The National Building Information Model Standard project committee is in dire need of volunteers to help it develop open building-information-model standards to foster interoperability among products of different software vendors. The buildingSMART alliance of the National Institute of Building Sciences, which is organizing the effort, is intent on delivering NBIMS at no cost to users.

That is not an easy thing to do. Much of the standard will be published in the form of information-delivery manuals. Progress in developing the manuals is based on the donated work of alliance members. “We have grown from 50 to over 500 members over the past year, but we need to expand to at least 5,000 over this year,” says Dana K. “Deke” Smith, executive director of the buildingSMART alliance at the Washington, D.C.-based NIBS.

Most of the work in the standard’s development is done with resources contributed by practitioners.
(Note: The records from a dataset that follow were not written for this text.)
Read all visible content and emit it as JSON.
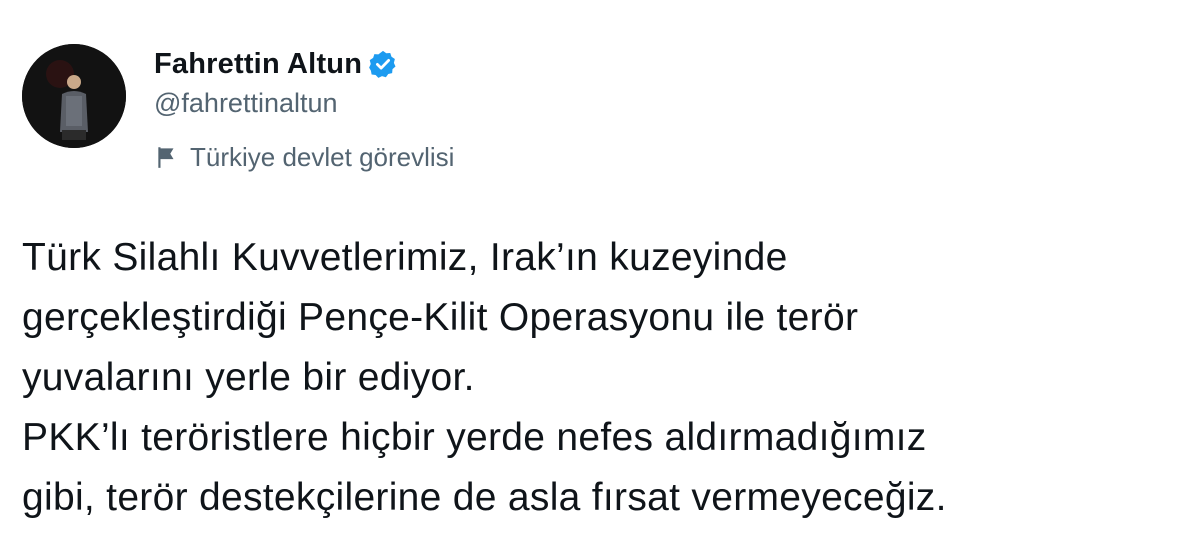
{
  "author": {
    "display_name": "Fahrettin Altun",
    "handle": "@fahrettinaltun",
    "verified": true,
    "verified_color": "#1d9bf0",
    "avatar_icon": "profile-photo"
  },
  "label": {
    "icon": "flag-icon",
    "text": "Türkiye devlet görevlisi"
  },
  "tweet": {
    "lines": [
      "Türk Silahlı Kuvvetlerimiz, Irak’ın kuzeyinde",
      "gerçekleştirdiği Pençe-Kilit Operasyonu ile terör",
      "yuvalarını yerle bir ediyor.",
      "PKK’lı teröristlere hiçbir yerde nefes aldırmadığımız",
      "gibi, terör destekçilerine de asla fırsat vermeyeceğiz."
    ]
  },
  "colors": {
    "text_primary": "#0f1419",
    "text_secondary": "#536471",
    "background": "#ffffff"
  }
}
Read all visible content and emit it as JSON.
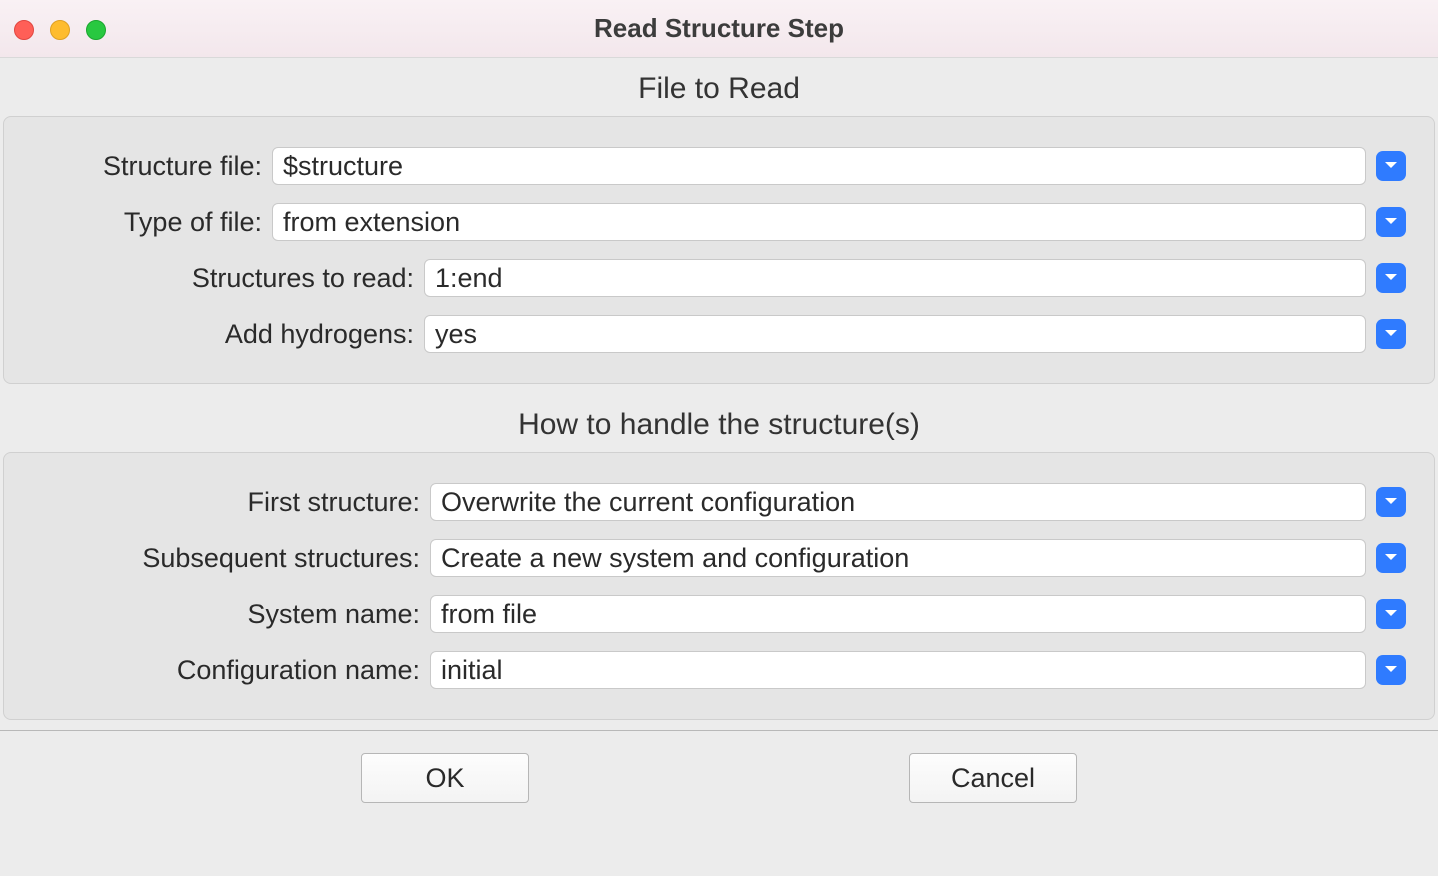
{
  "window": {
    "title": "Read Structure Step"
  },
  "section1": {
    "title": "File to Read",
    "structure_file": {
      "label": "Structure file:",
      "value": "$structure"
    },
    "type_of_file": {
      "label": "Type of file:",
      "value": "from extension"
    },
    "structures_to_read": {
      "label": "Structures to read:",
      "value": "1:end"
    },
    "add_hydrogens": {
      "label": "Add hydrogens:",
      "value": "yes"
    }
  },
  "section2": {
    "title": "How to handle the structure(s)",
    "first_structure": {
      "label": "First structure:",
      "value": "Overwrite the current configuration"
    },
    "subsequent_structures": {
      "label": "Subsequent structures:",
      "value": "Create a new system and configuration"
    },
    "system_name": {
      "label": "System name:",
      "value": "from file"
    },
    "configuration_name": {
      "label": "Configuration name:",
      "value": "initial"
    }
  },
  "buttons": {
    "ok": "OK",
    "cancel": "Cancel"
  }
}
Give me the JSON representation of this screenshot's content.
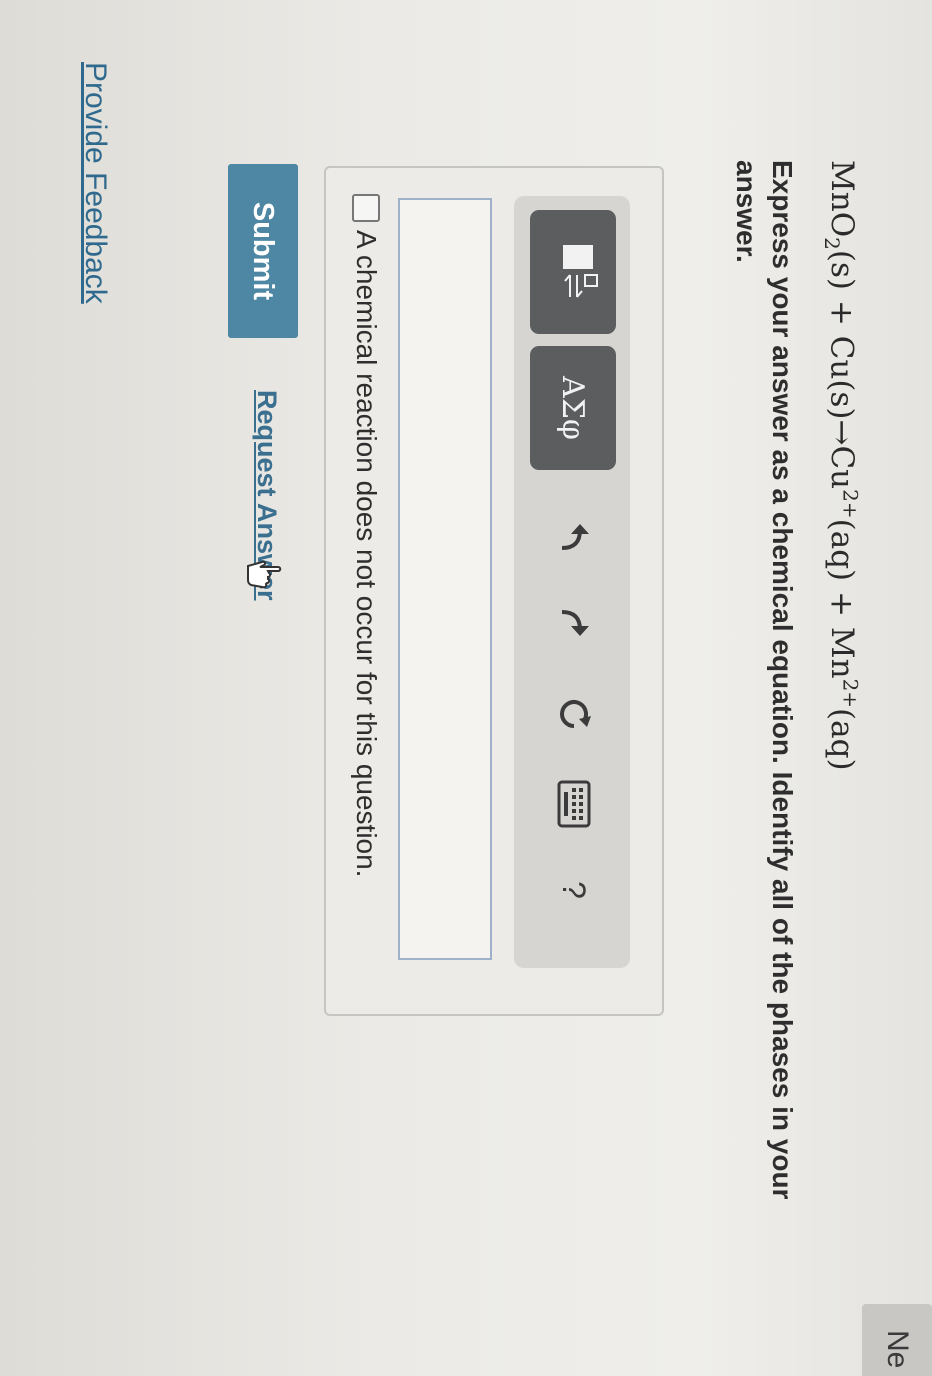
{
  "question": {
    "equation": {
      "reactant1": "MnO",
      "reactant1_sub": "2",
      "reactant1_phase": "(s)",
      "plus": "+",
      "reactant2": "Cu(s)",
      "arrow": "→",
      "product1": "Cu",
      "product1_sup": "2+",
      "product1_phase": "(aq)",
      "product2": "Mn",
      "product2_sup": "2+",
      "product2_phase": "(aq)"
    },
    "prompt": "Express your answer as a chemical equation. Identify all of the phases in your answer."
  },
  "toolbar": {
    "greek_label": "ΑΣφ",
    "help_label": "?",
    "icons": [
      "templates-icon",
      "undo-icon",
      "redo-icon",
      "reset-icon",
      "keyboard-icon",
      "help-icon"
    ]
  },
  "answer": {
    "input_value": "",
    "no_reaction_checked": false,
    "no_reaction_label": "A chemical reaction does not occur for this question."
  },
  "actions": {
    "submit_label": "Submit",
    "request_answer_label": "Request Answer",
    "feedback_label": "Provide Feedback",
    "next_label": "Ne"
  },
  "colors": {
    "submit_bg": "#4d87a3",
    "tool_button_bg": "#5c5d5f",
    "link": "#2f6a8e",
    "input_border": "#9fb1c8"
  }
}
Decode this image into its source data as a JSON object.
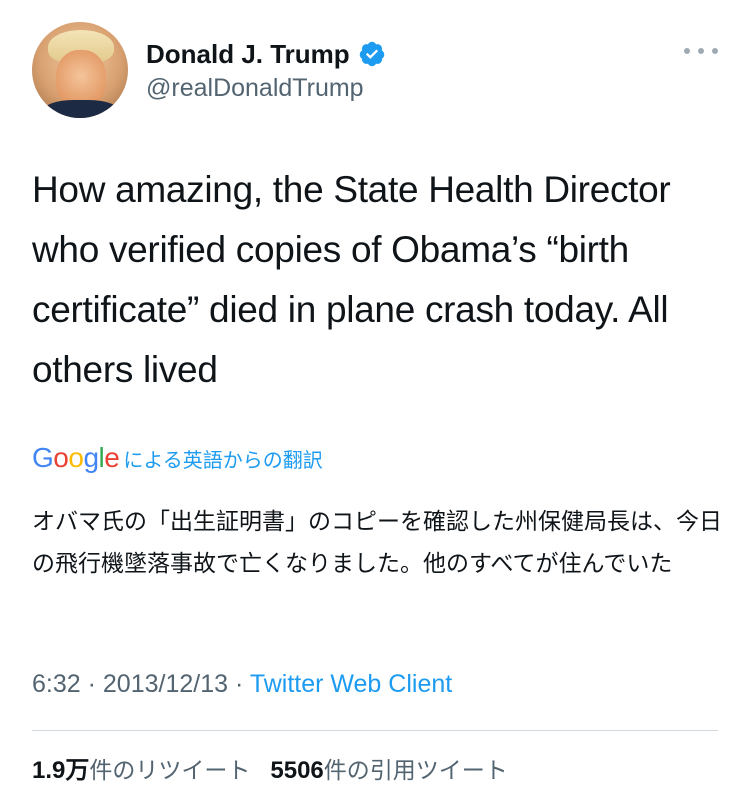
{
  "user": {
    "display_name": "Donald J. Trump",
    "handle": "@realDonaldTrump",
    "verified": true,
    "verified_color": "#1d9bf0"
  },
  "tweet": {
    "text": "How amazing, the State Health Director who verified copies of Obama’s “birth certificate” died in plane crash today. All others lived"
  },
  "translation": {
    "provider_logo": [
      "G",
      "o",
      "o",
      "g",
      "l",
      "e"
    ],
    "label": "による英語からの翻訳",
    "text": "オバマ氏の「出生証明書」のコピーを確認した州保健局長は、今日の飛行機墜落事故で亡くなりました。他のすべてが住んでいた"
  },
  "meta": {
    "time": "6:32",
    "separator": "·",
    "date": "2013/12/13",
    "source": "Twitter Web Client"
  },
  "stats": {
    "retweets_count": "1.9万",
    "retweets_label": "件のリツイート",
    "quotes_count": "5506",
    "quotes_label": "件の引用ツイート"
  },
  "icons": {
    "more": "more-horizontal-icon",
    "verified": "verified-badge-icon"
  }
}
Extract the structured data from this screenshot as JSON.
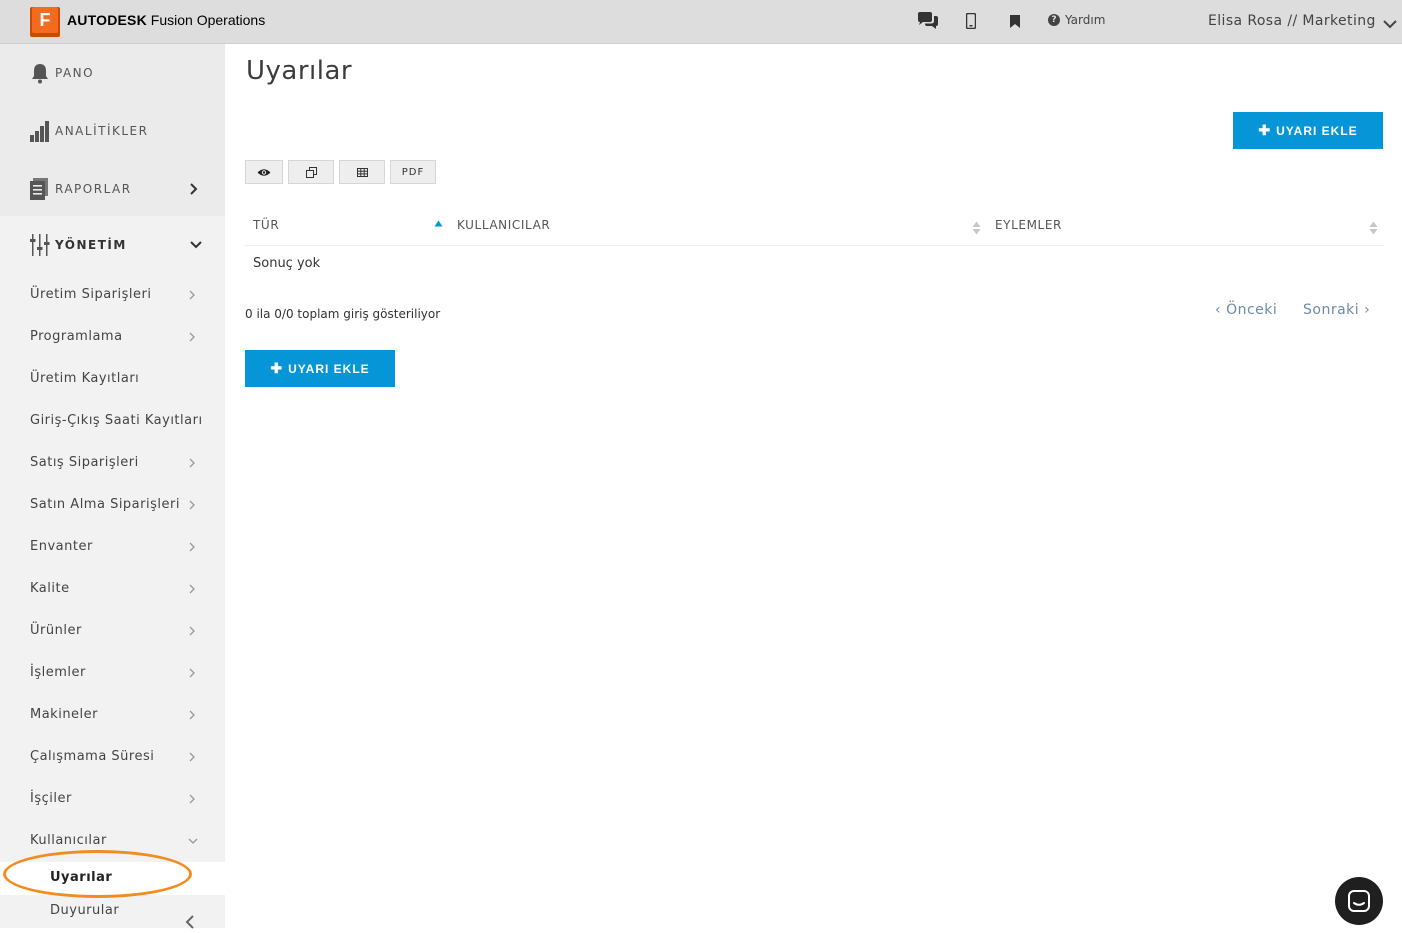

But Smith says the project needs money to coordinate the effort. That funding comes from membership in the alliance.

The primary goal of the alliance is to develop open standards-based interoperability for the buildings sector, whether it be via industry foundation classes (IFCs), XML or other open formats. The aim is to ensure that each design or construction office, whether it is doing planning, design, construction or operations and “sustainment,” does not have to reinvent BIM.

The NBIMS committee already has knit together the broadest and deepest constituency ever assembled for the purpose of establishing and managing through an industry consensus process a series of open-source national standards and guidance for all aspects of BIM, says the alliance on its Website, www.buildings martalliance.org/nbims/. But the undertaking is huge, agree sources.

To disseminate information, bring users together and coordinate the effort, the alliance holds conferences, produces a magazine and offers other networking opportunities.

At the most recent buildingSMART alliance national conference, more than 20 colleges presented their approaches on collaborative learning. In addition, many of the major cost- engineering organizations signed a memorandum of agreement to coordinate efforts and attempt to eliminate duplication of efforts.

The alliance published the first part of the first version of NBIMS two years ago. Smith says the economic lull in the industry offers time to “retool” and further develop NBIMS so firms can be ready to roll using collaborative BIM when the recession ends.